Макс крепко зажмурился, а когда открыл глаза, они были сухими и внимательно смотрели на Штайнмайер.
— Ладно, довольно обо мне, — произнес он небрежным тоном, как будто только что рассказал смешной анекдот или забавную историйку. — Так что вам от меня нужно, Кристина?
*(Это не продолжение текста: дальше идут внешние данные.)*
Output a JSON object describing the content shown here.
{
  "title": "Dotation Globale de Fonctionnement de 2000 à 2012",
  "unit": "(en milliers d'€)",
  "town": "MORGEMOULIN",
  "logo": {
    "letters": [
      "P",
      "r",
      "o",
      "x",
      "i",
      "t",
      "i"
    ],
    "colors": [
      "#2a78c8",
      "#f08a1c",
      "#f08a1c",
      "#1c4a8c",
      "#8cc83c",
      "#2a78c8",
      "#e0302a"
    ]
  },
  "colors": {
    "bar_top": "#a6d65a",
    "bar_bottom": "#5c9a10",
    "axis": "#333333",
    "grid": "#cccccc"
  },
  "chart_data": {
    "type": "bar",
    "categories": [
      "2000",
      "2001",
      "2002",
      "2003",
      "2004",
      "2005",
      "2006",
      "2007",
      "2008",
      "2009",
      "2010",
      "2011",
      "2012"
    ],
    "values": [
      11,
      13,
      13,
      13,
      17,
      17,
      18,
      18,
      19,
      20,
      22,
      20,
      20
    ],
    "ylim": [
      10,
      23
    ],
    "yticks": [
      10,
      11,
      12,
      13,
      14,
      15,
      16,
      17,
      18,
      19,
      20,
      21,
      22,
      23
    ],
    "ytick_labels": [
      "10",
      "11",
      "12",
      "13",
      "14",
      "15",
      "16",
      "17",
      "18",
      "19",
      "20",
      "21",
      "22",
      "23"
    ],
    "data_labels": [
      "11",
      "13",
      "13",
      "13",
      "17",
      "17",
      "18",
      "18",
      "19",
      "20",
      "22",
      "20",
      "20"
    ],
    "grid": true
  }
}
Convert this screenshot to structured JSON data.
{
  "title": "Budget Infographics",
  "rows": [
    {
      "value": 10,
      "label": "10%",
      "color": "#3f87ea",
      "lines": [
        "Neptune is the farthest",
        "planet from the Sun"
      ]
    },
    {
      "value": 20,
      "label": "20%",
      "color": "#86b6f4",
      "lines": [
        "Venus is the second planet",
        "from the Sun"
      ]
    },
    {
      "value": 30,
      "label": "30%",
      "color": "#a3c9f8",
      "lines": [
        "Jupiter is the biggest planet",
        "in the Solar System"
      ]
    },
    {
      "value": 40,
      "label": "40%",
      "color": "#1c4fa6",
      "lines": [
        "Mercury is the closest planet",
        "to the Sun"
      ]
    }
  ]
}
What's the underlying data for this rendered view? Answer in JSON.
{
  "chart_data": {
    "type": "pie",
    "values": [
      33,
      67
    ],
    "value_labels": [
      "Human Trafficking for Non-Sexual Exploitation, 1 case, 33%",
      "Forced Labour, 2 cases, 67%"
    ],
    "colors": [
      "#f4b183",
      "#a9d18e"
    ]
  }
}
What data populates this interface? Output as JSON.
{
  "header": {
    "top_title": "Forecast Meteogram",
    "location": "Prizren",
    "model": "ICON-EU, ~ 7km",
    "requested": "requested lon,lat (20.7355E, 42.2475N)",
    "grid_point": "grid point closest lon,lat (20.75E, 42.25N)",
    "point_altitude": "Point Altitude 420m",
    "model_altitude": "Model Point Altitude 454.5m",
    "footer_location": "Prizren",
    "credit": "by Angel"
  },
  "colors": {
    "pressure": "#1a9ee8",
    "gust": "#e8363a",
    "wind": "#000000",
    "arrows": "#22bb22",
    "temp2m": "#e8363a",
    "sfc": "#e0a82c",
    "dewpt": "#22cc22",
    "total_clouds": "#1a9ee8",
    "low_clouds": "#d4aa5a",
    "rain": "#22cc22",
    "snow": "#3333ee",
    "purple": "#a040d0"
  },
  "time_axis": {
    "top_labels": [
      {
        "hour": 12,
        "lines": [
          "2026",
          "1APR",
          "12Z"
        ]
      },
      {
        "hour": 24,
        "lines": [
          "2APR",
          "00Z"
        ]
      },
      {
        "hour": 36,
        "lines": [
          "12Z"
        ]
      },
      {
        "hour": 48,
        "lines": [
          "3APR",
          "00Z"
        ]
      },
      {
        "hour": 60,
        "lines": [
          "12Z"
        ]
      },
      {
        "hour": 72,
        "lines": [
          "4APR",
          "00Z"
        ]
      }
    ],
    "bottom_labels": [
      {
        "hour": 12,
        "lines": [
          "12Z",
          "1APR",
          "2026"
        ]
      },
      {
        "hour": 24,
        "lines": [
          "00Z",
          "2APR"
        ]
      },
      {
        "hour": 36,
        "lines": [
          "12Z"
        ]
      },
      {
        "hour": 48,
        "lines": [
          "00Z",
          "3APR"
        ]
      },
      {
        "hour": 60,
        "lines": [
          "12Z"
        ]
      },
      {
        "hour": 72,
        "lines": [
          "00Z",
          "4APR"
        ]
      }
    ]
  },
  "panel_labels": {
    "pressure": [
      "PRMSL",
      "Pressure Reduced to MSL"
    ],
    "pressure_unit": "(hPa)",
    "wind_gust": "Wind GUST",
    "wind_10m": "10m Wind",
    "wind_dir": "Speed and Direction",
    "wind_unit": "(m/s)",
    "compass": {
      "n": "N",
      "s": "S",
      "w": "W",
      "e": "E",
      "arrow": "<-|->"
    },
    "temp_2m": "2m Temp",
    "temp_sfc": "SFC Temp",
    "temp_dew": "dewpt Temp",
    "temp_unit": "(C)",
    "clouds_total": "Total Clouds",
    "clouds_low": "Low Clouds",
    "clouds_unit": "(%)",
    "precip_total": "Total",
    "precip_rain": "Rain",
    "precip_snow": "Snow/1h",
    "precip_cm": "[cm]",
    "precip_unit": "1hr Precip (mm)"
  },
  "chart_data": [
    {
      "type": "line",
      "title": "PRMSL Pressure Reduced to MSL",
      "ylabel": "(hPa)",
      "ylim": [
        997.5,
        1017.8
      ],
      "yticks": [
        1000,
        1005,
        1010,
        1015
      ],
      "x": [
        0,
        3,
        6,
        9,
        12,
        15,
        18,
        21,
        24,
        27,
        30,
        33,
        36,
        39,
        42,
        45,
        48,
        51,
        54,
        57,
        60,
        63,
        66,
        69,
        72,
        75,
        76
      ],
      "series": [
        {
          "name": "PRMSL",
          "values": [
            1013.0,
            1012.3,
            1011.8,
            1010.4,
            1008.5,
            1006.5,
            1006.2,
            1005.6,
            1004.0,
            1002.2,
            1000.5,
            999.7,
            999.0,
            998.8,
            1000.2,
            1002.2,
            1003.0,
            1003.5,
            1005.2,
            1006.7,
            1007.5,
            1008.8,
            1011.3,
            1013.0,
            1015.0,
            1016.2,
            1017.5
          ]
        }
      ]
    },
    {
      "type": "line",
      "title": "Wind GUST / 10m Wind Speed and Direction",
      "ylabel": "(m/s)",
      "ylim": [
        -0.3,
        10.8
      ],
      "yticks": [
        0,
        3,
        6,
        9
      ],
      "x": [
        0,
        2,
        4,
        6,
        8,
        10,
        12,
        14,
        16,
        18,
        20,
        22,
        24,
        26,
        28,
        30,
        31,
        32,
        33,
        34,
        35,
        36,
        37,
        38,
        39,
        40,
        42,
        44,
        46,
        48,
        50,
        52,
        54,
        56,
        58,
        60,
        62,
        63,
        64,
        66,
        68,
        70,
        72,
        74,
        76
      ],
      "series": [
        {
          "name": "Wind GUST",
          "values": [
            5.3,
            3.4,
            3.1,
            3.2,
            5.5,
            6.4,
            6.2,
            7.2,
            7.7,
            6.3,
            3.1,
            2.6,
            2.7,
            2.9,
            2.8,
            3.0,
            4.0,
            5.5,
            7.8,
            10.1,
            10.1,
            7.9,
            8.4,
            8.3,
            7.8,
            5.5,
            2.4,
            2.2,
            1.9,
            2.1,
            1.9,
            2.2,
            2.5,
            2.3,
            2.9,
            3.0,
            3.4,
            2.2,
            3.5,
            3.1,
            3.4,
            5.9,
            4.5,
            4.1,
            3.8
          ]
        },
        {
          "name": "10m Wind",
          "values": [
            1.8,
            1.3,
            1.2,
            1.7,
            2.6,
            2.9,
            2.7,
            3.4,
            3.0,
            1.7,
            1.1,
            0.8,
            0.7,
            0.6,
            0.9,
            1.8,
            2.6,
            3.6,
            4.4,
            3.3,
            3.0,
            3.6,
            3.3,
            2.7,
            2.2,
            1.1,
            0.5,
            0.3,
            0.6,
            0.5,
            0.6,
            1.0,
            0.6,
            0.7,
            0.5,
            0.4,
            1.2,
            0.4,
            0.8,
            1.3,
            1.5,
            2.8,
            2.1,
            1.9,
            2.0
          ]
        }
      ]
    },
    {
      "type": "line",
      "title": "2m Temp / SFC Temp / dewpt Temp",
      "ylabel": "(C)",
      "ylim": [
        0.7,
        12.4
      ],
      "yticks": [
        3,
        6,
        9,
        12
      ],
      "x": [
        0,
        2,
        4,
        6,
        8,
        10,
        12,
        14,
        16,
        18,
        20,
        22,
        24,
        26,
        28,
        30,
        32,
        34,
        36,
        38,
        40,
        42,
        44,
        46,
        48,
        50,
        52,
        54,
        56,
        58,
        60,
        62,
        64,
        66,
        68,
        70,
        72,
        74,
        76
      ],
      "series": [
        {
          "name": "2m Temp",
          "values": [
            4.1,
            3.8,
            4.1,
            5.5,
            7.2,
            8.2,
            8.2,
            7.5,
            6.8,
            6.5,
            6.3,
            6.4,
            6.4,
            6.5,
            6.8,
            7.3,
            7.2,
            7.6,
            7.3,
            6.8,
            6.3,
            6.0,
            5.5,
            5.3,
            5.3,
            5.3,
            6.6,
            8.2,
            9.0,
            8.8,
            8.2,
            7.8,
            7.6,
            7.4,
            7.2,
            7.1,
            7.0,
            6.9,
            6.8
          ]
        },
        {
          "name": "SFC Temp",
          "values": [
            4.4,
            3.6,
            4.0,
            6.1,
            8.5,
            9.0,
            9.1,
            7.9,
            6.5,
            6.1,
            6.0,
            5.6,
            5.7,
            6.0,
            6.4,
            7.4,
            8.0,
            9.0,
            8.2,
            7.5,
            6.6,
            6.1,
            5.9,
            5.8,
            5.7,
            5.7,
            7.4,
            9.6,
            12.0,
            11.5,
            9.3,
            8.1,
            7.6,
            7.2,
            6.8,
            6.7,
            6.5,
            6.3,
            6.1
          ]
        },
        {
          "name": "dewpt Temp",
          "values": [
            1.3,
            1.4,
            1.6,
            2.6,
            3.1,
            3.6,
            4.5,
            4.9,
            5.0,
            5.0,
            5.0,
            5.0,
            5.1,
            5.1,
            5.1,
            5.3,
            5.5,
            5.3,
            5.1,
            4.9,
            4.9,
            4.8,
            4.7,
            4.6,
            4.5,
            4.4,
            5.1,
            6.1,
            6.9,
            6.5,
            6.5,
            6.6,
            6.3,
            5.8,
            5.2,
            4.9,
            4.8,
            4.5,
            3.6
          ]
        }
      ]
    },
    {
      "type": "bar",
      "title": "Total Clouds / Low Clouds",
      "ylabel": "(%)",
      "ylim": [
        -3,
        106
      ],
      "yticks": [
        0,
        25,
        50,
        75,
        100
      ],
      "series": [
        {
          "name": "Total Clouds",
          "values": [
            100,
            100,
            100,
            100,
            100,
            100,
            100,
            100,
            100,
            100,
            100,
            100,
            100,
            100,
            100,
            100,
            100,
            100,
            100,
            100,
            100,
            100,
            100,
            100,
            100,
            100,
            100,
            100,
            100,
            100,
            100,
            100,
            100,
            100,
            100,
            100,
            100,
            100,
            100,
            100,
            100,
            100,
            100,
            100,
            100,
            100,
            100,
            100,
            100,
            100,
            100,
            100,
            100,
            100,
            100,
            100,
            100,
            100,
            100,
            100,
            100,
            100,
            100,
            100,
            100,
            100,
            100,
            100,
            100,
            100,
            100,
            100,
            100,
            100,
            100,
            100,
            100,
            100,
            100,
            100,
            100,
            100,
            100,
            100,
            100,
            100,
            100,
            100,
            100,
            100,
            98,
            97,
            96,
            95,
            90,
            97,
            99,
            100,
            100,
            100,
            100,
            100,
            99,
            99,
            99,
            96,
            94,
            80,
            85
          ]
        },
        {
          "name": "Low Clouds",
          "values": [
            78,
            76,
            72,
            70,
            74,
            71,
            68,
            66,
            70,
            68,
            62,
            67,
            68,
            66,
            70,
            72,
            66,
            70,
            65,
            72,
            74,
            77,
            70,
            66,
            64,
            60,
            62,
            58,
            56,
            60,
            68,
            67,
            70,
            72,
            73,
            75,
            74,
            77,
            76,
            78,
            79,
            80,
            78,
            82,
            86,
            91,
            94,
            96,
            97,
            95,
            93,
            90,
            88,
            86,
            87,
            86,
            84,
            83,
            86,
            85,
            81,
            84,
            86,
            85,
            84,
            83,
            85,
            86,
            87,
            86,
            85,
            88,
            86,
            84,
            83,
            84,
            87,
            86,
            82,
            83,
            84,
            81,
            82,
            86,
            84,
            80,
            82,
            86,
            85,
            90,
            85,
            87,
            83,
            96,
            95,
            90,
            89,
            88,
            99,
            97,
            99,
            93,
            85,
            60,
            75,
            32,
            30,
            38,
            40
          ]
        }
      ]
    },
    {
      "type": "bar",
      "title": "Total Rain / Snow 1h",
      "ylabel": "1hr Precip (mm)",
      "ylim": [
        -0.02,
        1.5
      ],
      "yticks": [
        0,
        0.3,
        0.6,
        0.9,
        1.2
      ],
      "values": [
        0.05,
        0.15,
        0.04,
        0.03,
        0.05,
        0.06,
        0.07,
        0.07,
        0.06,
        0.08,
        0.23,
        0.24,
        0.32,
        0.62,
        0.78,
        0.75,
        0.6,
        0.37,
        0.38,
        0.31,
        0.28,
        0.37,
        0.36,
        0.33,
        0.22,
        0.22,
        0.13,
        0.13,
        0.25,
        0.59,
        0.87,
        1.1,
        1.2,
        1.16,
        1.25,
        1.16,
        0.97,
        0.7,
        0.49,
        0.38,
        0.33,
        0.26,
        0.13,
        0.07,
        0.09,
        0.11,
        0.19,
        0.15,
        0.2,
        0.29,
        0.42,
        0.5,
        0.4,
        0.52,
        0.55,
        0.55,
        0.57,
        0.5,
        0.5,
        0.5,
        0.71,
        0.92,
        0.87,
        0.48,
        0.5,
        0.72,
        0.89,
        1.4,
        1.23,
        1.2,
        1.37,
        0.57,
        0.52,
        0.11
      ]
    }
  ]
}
Сколько ему лет? На вид — около шестидесяти, но ведь он живет на улице, значит, может быть, на десять, а то и на двадцать лет меньше. Он рассказал ей чудовищную историю, но от него исходило ощущение спокойной силы, внушающей собеседнику умиротворение. Женщина не знала, сказал ли он правду, был ли невиновен или «переписал историю», чтобы обелить себя, в том числе в собственных глазах. Как знать… Она решила играть в открытую:
— Я произвожу на вас впечатление человека с неустойчивой психикой, невротички, психопатки?
— Нет, — ответил ее гость.
— Вы очень проницательный человек. Вы подмечаете все, что происходит на улице. Я когда-нибудь казалась вам истеричкой или женщиной, склонной к паранойе?
— Нет. Вы куда нормальней некоторых ваших соседей.
Журналистка улыбнулась:
— А если я скажу, что за мною кто-то следит, что есть человек, нанявший этого «кого-то»…
— Я поверю.
— Что он наблюдает за домом…
— Похоже, дело серьезное.
— Так и есть.
— Вы все время сидите напротив моего подъезда. Я хочу, чтобы вы рассказывали мне о каждом, кто будет слишком часто проходить мимо и проявлять интерес к этому дому, ясно?
— Я не идиот, — добродушно произнес мужчина. — С чего вы взяли, что за вами установили слежку?
— Это вас не касается.
— Еще как касается; я ведь сказал, что даже за деньги готов делать не всякую работу.
Штайнмайер заколебалась. В каком-то смысле такая прямота ее успокаивала. Если бродягой движет не только желание заработать, возможно, он не продастся первому, кто предложит больше.